The Lehman Brothers Story Comes 'Back Home' to Broadway

(Yahoo!Finance) - Having covered the collapse of Lehman Brothers and the subsequent Great Recession as a journalist in 2008-2009, I didn’t know what to expect when I recently returned to the theater for the first time since the pandemic to watch Sam Mendes’ play, “The Lehman Trilogy.”

Written by Stephano Massini and adapted by Ben Powers, the play packs 164 years of history into 3 hours and 15 minutes (with 2 intermissions). The good news is I never once looked at my watch as the actors, Simon Russell Beale, Adam Godley and Adrian Lester, adeptly breathed life into this immigrant story about family, money, capitalism, power and greed.

“Many people come thinking they're going to see a very specific and detailed breakdown of the 2008 crash, and that's not what happens,” Godley, who plays the youngest Lehman brother, Mayer, tells Yahoo Finance Live. “What you see is a very detailed and specific breakdown of what led up to that.”

After sold-out runs at London’s National Theater and New York’s Park Avenue Armory, “The Lehman Trilogy” had just four performances on Broadway in March of 2020, before Broadway – and much of the world – abruptly shut down because of the pandemic.

Directed by Academy Award and Tony Award winner Sam Mendes, the show takes us from Lehman’s humble beginnings as a mercantile store selling cotton in 1844 in Montgomery, Ala., to eventually becoming one of the most powerful investment banks in the world, before its spectacular fall nearly two centuries later.

“To a New York audience, we're talking about them and their life and their city,” Godley said. “There's so much of this story that hits home for people. They were working at Lehman. They were working in the financial industry. So we very much feel like we're bringing the show back home.”

For a show that takes on such a heady topic as the rise and fall of a Wall Street institution, there were surprisingly lighter moments that solicited laughter from the audience.

The three actors play 53 characters among them during the show, effortlessly weaving between men, women and children. 

“We enjoy the absurdity of it. I forget that I'm a rather plump 60-year-old with a beard when I'm playing an 18-year-old young girl from Alabama,” said Beale, who plays the eldest Lehman brother, Henry. “In my head, that's what I am, and the audience enjoys the journey.”

All the action takes place in and around a large revolving plexiglass box that serves as the Lehman office.

For anyone who remembers the days following Lehman Brothers’ bankruptcy on Sept. 15, 2008, one image stands out: cardboard boxes. On the TV news and in newspapers, we saw video and photos of Lehman employees pouring out of their offices holding their belongings in cardboard boxes as they vacated the building – and their jobs.

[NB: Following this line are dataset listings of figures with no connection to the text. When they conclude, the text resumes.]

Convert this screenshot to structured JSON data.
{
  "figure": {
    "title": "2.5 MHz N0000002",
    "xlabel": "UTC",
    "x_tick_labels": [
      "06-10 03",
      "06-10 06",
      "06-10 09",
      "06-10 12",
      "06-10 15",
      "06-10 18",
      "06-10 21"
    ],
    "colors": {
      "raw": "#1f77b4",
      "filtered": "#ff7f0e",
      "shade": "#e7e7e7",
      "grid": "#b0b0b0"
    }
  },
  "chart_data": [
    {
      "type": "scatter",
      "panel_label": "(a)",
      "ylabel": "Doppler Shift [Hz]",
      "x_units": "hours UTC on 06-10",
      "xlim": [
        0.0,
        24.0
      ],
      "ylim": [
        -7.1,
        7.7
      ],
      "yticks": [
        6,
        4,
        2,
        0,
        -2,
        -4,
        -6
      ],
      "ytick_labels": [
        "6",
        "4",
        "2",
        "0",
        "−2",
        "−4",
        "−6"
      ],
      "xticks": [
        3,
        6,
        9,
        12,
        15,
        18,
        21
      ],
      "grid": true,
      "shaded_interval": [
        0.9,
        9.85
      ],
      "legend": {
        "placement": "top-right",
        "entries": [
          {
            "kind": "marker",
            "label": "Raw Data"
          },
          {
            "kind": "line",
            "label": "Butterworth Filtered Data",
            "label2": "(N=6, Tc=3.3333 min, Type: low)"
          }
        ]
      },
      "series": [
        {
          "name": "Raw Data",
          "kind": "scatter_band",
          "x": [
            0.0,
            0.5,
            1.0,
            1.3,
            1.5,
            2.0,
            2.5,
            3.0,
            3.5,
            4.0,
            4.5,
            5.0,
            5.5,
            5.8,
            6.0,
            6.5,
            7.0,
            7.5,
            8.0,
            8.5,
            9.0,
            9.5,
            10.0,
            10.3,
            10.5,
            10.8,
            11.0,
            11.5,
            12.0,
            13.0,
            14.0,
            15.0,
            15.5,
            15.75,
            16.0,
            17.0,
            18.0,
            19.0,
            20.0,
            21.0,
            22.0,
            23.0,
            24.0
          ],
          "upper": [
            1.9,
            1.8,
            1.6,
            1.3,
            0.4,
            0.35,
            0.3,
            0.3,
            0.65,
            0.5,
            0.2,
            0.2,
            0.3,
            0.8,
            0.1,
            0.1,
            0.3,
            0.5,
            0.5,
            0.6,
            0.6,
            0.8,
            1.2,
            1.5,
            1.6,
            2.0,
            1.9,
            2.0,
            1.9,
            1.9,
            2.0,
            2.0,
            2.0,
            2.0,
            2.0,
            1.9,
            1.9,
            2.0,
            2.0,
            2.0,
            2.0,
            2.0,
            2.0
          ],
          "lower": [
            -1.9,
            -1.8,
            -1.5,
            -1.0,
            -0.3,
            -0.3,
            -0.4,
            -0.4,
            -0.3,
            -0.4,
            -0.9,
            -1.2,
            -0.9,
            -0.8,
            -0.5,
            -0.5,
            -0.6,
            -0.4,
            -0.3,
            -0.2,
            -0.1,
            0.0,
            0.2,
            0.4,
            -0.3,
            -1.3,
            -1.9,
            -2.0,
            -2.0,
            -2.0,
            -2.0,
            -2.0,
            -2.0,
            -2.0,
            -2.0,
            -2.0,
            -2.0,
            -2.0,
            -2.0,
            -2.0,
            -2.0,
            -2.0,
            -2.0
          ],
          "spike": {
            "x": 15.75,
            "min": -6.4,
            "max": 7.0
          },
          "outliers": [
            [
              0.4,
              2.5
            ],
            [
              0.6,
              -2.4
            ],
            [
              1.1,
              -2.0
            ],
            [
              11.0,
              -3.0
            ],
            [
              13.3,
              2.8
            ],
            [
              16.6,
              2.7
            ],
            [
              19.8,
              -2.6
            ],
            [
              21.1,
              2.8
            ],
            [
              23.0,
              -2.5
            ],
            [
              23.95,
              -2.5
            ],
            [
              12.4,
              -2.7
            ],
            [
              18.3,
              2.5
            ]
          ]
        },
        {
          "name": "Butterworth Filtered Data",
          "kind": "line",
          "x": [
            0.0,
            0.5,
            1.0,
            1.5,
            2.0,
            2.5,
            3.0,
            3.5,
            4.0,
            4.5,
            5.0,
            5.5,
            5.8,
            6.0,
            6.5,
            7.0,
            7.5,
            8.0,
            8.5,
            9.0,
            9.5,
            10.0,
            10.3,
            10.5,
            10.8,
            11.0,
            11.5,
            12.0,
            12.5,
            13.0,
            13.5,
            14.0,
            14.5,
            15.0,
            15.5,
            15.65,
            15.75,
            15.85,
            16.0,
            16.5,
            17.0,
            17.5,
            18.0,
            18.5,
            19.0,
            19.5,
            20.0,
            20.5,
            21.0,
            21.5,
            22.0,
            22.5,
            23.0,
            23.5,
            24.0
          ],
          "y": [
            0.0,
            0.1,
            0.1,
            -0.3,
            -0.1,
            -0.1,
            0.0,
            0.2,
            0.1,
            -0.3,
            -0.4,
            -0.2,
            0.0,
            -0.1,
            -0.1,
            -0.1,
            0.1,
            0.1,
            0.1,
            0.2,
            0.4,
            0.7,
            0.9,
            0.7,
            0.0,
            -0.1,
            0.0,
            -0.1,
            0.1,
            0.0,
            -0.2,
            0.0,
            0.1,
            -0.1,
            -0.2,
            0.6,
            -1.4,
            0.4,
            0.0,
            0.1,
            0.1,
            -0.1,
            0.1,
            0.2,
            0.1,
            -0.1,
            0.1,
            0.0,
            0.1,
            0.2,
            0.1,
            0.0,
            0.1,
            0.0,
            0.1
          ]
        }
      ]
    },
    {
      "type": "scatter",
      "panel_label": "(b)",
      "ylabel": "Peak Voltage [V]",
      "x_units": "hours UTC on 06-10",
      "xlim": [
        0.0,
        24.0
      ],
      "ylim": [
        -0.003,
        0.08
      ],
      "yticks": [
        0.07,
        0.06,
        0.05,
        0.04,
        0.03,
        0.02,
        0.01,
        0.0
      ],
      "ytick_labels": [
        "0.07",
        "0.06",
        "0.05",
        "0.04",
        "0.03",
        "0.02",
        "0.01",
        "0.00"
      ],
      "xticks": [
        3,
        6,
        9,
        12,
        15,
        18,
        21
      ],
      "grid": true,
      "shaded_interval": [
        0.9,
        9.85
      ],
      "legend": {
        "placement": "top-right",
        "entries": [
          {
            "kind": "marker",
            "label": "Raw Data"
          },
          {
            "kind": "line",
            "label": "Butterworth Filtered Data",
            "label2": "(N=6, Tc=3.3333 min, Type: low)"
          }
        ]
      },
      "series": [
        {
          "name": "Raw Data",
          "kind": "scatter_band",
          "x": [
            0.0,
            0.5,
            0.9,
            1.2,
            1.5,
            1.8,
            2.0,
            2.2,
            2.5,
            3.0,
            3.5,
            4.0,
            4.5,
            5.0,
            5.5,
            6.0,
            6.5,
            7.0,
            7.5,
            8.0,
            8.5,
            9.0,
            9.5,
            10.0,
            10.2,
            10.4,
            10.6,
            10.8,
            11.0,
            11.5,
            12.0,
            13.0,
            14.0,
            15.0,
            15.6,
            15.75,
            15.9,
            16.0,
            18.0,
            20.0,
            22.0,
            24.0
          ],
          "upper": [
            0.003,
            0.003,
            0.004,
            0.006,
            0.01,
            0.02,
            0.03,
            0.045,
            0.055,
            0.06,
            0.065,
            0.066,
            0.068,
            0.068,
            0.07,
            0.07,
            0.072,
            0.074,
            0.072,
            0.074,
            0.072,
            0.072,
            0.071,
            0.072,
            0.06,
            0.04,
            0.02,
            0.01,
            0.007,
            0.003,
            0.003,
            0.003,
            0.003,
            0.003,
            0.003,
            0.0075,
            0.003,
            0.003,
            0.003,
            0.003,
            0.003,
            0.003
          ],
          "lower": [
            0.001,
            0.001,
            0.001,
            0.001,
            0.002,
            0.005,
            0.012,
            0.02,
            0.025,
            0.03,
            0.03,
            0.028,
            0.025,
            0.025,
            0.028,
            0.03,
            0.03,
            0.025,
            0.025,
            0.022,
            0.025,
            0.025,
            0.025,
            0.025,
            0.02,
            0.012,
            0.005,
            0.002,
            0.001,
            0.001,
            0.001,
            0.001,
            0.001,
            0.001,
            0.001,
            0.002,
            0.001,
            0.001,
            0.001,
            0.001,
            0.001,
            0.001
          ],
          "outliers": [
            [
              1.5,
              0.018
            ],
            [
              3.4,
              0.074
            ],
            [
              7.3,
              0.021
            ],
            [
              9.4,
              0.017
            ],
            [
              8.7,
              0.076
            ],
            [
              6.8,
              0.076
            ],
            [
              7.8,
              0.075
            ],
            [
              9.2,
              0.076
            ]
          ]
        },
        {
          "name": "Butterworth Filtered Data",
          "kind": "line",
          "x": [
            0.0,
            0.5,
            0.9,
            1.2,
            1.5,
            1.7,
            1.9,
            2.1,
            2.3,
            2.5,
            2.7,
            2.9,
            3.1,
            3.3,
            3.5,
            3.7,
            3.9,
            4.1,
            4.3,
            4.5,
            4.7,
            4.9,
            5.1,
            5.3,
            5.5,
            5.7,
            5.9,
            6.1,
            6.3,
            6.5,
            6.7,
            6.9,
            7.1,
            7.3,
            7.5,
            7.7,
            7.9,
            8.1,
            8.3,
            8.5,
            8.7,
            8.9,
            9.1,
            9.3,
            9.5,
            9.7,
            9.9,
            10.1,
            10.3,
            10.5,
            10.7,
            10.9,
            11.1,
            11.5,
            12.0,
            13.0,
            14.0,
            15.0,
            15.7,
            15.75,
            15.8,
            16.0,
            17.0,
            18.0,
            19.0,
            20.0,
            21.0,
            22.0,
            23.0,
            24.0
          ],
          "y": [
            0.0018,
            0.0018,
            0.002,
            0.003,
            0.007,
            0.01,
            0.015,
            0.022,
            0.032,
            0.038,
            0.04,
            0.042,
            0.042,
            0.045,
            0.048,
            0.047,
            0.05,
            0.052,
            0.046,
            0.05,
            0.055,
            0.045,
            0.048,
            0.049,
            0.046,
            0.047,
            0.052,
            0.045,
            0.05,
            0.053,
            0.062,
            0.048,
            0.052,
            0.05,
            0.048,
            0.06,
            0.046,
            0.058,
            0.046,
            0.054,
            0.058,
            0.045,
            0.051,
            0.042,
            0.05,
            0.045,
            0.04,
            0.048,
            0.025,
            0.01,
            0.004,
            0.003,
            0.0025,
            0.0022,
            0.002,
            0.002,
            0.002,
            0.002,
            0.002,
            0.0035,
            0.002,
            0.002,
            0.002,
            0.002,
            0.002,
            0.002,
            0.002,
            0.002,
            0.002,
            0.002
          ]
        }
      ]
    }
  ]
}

That imagery is not lost on Mendes, who has the actors move around cardboard boxes on the stage throughout the play to set up various scenes.

“The boxes contain a life, really,” explained Lester, who makes his Broadway debut playing the middle Lehman Brother, Emmanuel. “I think even now, walking out of an office with one of those boxes has become a symbol for someone who's been let go. And they're carrying all their hopes and dreams...in that box as they leave.”

We watch as the investment firm re-invents itself through wars and the Great Depression. In a moment of foreshadowing, Godley’s character tells his brothers that the best way to survive the 1929 stock market crash is to not be one of the first banks to go under because the government would be less likely to save the first casualties.

Fast-forward nearly 80 years later, and Lehman Brothers was the second investment bank to fall behind Bear Stearns in the mortgage-backed securities meltdown. Soon after, the U.S. government declared their rival banks “too big to fail” and came to the rescue.

“It's difficult to define at what point ambition becomes greed,” said Beale. "I'm no economic expert, by no means, but at some point, an economic system has to rely on people's trust in its value and its workability. Right from the very beginning, these three brothers are going around saying, “believe in us, believe in us,” and people do – up until the point when they don't.”

"The Lehman Trilogy" is playing a limited 14-week engagement at Broadway’s Nederlander theater through Jan. 2, 2022.